The official announcement came late last night but administrators warned the deal doesn’t guarantee any recompense to the 4,800 creditors who are still owed some $500 million.

“The administrators are pleased to confirm they have now entered into a sale and implementation deed with Air T which will result in the sale and recapitalisation of the business operations conducted by the group. No return to shareholders is anticipated,” administrators Ernst and Young said in a statement.

Rex Airlines was placed into administration in July with the federal government later providing $80m in loans to keep its regional routes operating.

The Transport Workers Union welcomed the news but said assurances must be made by Air T to safeguard its vital regional routes, as well as workers’ pay and conditions.

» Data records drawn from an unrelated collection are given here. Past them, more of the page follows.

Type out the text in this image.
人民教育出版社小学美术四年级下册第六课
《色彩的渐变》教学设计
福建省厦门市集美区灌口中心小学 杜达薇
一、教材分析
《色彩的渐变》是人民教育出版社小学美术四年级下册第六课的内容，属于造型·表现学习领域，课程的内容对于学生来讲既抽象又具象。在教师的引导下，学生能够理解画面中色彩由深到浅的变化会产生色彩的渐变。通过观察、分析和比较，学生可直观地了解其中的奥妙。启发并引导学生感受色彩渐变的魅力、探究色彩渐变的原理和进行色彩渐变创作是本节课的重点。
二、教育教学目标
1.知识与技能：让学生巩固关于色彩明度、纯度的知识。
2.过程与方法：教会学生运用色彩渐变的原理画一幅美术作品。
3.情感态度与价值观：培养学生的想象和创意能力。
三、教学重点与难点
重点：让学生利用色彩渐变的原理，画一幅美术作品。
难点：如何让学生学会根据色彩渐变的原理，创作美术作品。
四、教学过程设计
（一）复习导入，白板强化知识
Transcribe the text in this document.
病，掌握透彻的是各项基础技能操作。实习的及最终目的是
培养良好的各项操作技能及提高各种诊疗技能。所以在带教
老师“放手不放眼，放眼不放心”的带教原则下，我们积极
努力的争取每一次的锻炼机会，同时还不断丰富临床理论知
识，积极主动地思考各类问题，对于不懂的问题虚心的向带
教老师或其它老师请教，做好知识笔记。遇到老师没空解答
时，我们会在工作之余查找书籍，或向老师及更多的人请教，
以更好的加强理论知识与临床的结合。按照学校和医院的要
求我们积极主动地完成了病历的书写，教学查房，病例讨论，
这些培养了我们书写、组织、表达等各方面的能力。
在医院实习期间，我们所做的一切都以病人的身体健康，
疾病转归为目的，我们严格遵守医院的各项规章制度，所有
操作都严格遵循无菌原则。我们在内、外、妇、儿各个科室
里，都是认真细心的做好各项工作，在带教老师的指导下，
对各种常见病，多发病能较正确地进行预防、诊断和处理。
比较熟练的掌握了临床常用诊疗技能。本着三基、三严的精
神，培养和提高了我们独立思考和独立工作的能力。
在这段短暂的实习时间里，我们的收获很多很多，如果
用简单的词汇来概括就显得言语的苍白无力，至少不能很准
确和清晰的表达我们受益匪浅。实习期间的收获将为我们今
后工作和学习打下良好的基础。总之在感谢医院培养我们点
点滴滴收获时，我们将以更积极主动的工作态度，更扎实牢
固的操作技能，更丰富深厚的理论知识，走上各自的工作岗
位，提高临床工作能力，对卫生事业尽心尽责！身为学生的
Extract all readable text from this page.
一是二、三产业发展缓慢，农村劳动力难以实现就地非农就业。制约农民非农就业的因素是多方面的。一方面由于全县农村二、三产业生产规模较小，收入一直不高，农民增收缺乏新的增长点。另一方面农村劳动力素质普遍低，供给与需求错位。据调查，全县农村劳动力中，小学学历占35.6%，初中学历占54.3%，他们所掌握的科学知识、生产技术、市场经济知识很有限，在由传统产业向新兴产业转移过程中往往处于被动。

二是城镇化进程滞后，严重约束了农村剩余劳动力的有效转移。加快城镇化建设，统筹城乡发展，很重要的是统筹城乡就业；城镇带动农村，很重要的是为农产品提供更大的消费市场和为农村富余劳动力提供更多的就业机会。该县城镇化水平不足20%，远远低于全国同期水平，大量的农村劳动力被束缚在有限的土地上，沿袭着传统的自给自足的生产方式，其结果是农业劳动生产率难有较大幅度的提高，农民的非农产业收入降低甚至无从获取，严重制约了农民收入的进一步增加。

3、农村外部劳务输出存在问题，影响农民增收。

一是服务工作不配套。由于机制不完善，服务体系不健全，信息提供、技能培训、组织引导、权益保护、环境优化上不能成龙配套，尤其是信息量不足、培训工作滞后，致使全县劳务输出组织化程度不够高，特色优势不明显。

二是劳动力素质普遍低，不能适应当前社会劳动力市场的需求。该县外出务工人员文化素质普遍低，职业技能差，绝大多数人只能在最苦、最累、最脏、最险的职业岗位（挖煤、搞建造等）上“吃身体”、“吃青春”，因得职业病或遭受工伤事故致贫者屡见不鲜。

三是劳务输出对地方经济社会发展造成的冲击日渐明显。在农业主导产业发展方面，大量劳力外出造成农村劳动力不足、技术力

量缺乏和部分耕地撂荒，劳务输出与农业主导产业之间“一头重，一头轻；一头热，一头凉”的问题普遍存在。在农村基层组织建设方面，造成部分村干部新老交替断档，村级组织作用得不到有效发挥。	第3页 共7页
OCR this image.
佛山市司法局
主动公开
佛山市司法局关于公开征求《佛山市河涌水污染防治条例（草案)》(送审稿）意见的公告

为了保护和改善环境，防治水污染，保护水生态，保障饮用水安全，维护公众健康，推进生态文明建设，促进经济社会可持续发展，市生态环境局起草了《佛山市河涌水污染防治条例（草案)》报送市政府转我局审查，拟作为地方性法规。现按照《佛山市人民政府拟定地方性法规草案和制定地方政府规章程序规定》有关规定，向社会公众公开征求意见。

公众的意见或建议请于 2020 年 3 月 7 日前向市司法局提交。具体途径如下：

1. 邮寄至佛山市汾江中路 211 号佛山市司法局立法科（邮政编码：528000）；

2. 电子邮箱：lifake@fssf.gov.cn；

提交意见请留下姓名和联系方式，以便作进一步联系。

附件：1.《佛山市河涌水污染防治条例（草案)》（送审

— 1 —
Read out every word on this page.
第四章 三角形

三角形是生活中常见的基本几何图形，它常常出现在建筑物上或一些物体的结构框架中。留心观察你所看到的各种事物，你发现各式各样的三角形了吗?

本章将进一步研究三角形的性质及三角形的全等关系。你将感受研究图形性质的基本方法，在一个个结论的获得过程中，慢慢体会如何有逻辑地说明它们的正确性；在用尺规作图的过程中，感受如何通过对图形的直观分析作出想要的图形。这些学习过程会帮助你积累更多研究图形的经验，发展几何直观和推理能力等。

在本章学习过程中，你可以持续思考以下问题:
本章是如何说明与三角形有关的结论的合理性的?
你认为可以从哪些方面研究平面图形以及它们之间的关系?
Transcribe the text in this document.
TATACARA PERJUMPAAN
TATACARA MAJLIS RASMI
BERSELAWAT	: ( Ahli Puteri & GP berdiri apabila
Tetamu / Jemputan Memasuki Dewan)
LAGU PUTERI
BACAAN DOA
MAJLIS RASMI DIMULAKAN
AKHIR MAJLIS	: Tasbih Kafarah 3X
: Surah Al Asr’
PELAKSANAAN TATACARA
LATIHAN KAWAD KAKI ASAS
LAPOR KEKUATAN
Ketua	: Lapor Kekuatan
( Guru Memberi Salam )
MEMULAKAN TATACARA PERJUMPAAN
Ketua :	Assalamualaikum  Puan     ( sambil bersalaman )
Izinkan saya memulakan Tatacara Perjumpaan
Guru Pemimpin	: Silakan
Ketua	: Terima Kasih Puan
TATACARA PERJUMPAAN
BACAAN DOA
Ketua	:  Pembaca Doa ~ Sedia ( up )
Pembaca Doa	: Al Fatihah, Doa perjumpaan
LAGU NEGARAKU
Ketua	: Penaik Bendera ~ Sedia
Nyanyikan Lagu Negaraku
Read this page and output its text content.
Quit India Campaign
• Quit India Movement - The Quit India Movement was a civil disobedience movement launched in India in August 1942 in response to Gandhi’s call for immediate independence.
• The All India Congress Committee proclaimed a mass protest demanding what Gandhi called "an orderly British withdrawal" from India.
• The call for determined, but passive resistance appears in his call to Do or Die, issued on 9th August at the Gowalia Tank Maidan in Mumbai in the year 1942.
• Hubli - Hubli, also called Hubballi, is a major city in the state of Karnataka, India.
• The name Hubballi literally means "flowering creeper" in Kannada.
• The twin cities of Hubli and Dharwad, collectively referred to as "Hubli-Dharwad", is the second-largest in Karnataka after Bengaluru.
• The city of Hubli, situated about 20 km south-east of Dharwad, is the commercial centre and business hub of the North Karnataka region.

“With little known about Air T’s plan for Rex’s critical routes, there are still significant questions here around jobs and the continuation of services long-term,” said Michael Kaine, TWU National Secretary.

“The Federal Government must ensure it extracts further commitments from Air T on routes and services, and good jobs.”

The TWU will now seek a meeting with Air T to pursue commitments around employee entitlements and answers on the future expansion of the airline, guarantees of routes and services, and diversification of its fleet.

“Regional Australia has been left behind too frequently when it comes to aviation, and now more than ever we need certainty into the future for Rex,” added Mr Kaine.

“Air T’s long-term plan for Rex must involve growing these critical services and investing in the airline, which crucially means good jobs for workers.”